- The Washington Times - Monday, May 23, 2005

BERLIN — Chancellor Gerhard Schroeder, stunned by a devastating state election defeat yesterday in the party’s longtime stronghold of North Rhine-Westphalia, announced that he would seek general elections later this year.

A grim-faced Mr. Schroeder told reporters that he expected the election to be held this fall, one year earlier than scheduled, because of the defeat in a state that is home to almost one in four Germans.

The election loss was the worst in a string of defeats that the chancellor said cast doubt on whether the country supported his economic reforms, including unpopular welfare cuts, designed to address persistent high unemployment.

“These reforms require the support of our citizens. The bitter result for my party in North Rhine-Westphalia has called into question the political basis for continuing these reforms,” said Mr. Schroeder, 61, who narrowly won re-election in 2002 by opposing the U.S.-led Iraq war.

The announcement took the opposition parties and press by surprise and threw the country’s usually orderly and predictable political scene into confusion.

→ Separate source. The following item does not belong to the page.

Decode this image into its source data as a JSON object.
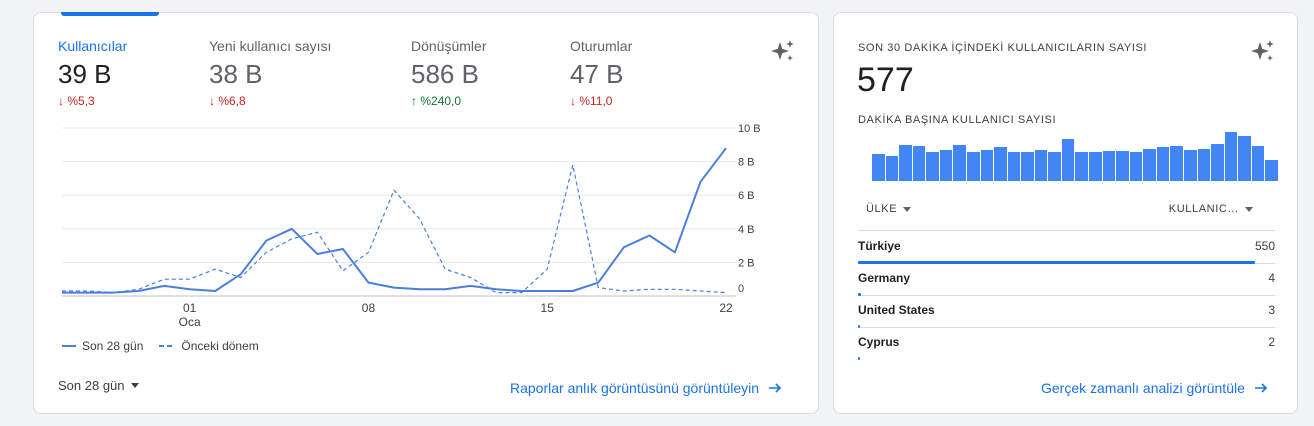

The German Constitution calls for federal elections to be held every four years. Calling early elections is a complicated process that requires the approval of the German president, whose post is largely ceremonial, and a parliamentary vote of no confidence in the chancellor.

A snap poll conducted last night showed that if federal elections were held today, Mr. Schroeder’s Social Democratic Party (SPD) would suffer a landslide defeat with just 29 percent against 46 percent for the Christian Democrats (CDU). The Greens, SPD allies, would get 8 percent, as would the liberal Free Democrats, traditional partners of the CDU.

Mr. Schroeder’s center-left coalition of Social Democrats and Greens still has a slim majority in the Bundestag, or lower house of parliament. However, two chancellors, Willy Brandt and Helmut Kohl, called votes of confidence with the express aim of holding new elections, in 1972 and 1983 respectively.

Opposition leader Angela Merkel, who is expected to win the conservative nomination and could become Germany’s first female chancellor, said she did not know how Mr. Schroeder would manage to arrange early elections but said her Christian Democrats would be ready for it.

“Every day that Germany isn’t ruled by this coalition would be good day for Germany,” she said.

TV projections showed the SPD slumped almost six points to around 37 percent in the western state of North Rhine-Westphalia, the industrial region regarded as the cradle of the German labor movement and home to its dwindling coal and steel industries. The CDU advanced almost eight points to around 45 percent, enough for it to wrest power from the SPD for the first time in 39 years in the state.

Mr. Schroeder has suffered a long line of regional election defeats caused by widespread discontent over his cuts in unemployment, health and pension benefits — the biggest overhaul of the welfare system since World War II. His measures were widely backed by the CDU and are regarded by most economists as essential to stem a steady decline in Europe’s largest economy.

But the measures have failed to cut German unemployment, which hit a postwar record of 5 million last winter and remains above 10 percent of the work force. The economy, famous for churning out top quality cars and machinery, is slowing down from its export-induced growth of 1.7 percent last year because German consumers are too worried about the future to go out and spend.

The country’s six leading economic institutes last month cut their forecasts for German growth in 2005 to 0.7 percent, less than half their earlier projection of 1.5 percent.

The defeat in North Rhine-Westphalia is widely expected to lead to renewed calls from left-wingers in the Social Democrats for more popular policies such as taxes on wealth, and for a halt to any new welfare cuts.